SafeLisp: A Language-Level Sandbox for AI-Generated Code

Mar 26, 2026

SafeLisp: A language-level sandbox for AI-generated code

I’ve always enjoyed tinkering with experimental programming languages — I wrote an interpreted language called Meme back in 2009, and I’ve been drawn to language design ever since. When Andrej Karpathy released autoresearch, a pattern for letting AI agents run autonomous research loops — modify code, run an experiment, evaluate results, iterate — I wanted to try it on something other than ML training. Language design seemed like a natural fit: the research questions are well-defined, the experiments are deterministic, and I could let the loop explore the design space while I slept.

The research question I picked: can you push the security boundary for AI-generated code into the language itself? Infrastructure-level sandboxing — containers, microVMs, seccomp filters — can isolate a process, but inside that sandbox, the code still has ambient authority over everything the runtime exposes. The interesting security questions aren’t “can we isolate a process?” but “can we control what that process is allowed to do?”

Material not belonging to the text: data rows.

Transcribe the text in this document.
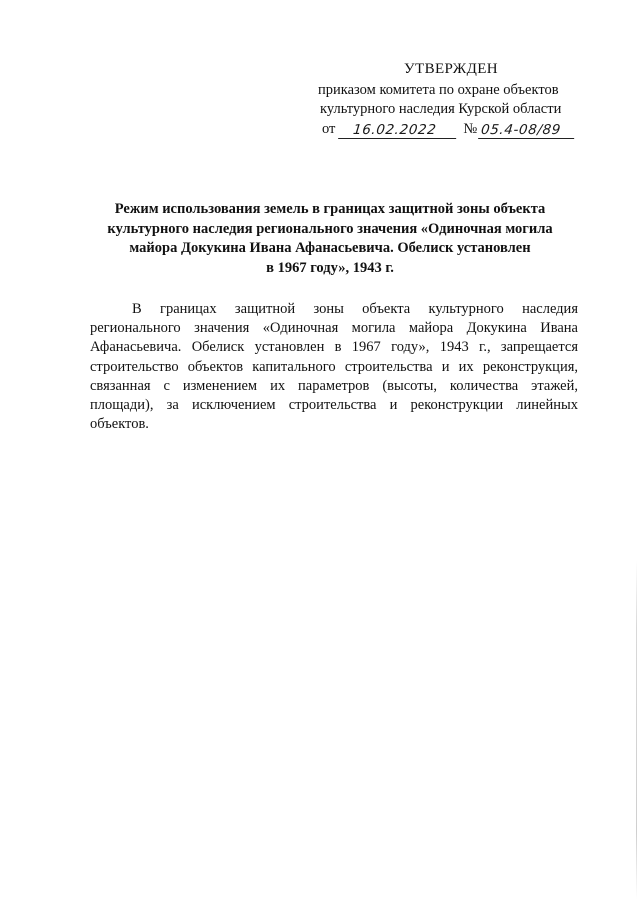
УТВЕРЖДЕН
приказом комитета по охране объектов
культурного наследия Курской области
от	16.02.2022	№ 05.4-08/89
Режим использования земель в границах защитной зоны объекта
культурного наследия регионального значения «Одиночная могила
майора Докукина Ивана Афанасьевича. Обелиск установлен
в 1967 году», 1943 г.
В границах защитной зоны объекта культурного наследия
регионального значения «Одиночная могила майора Докукина Ивана
Афанасьевича. Обелиск установлен в 1967 году», 1943 г., запрещается
строительство объектов капитального строительства и их реконструкция,
связанная с изменением их параметров (высоты, количества этажей,
площади), за исключением строительства и реконструкции линейных
объектов.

That led to SafeLisp: a minimal, statically-typed, purely functional language that combines three ideas from programming language theory to create a sandbox where untrusted code can’t do anything it wasn’t explicitly allowed to do. The project is about 3,900 lines of Python for the language itself, backed by 315 tests, a structured experiment framework, and a 10,000-program fuzz campaign.

The source code, technical report, and language specification are on GitHub.

The Autoresearch Loop

Karpathy’s autoresearch pattern is elegantly simple: give an AI agent a controllable experiment, let it modify code, run for a fixed budget, evaluate results, and iterate. His version runs ML training experiments — the agent edits train.py, trains for 5 minutes, checks validation loss, and decides what to try next.

I adapted this for language design research. Instead of training a model, each loop iteration runs a structured experiment against the SafeLisp implementation:

  1. The agent picks a research question (e.g., “What’s the overhead of effect tracking?")
  2. It runs the experiment cases — programs that exercise specific language features
  3. It evaluates against success criteria (did it crash? did effects leak? was it fast enough?)
  4. Results are serialized to JSON, and the next iteration picks the next question

I defined seven research questions (RQ-001 through RQ-007) and four structured experiments (EXP-001 through EXP-004) covering 22 test cases. The loop ran these automatically, producing results I could review in the morning. It’s not fully autonomous the way Karpathy’s ML loop is — I still wrote the language implementation — but it freed up the experimental validation and helped me discover things like the zero-overhead effect tracking result (more on that below).

The Design

SafeLisp’s safety model rests on three mechanisms, each addressing a different class of risk.

Static Effect Tracking

Inspired by Koka, every function’s type signature includes the effects it may perform. A function typed (-> [Int] Int <pure>) is guaranteed to have no side effects. A function typed (-> [String] Unit <console>) can print but nothing else. The type checker — a 529-line Hindley-Milner inference engine with row-polymorphic effect variables — enforces this statically, before the code ever runs.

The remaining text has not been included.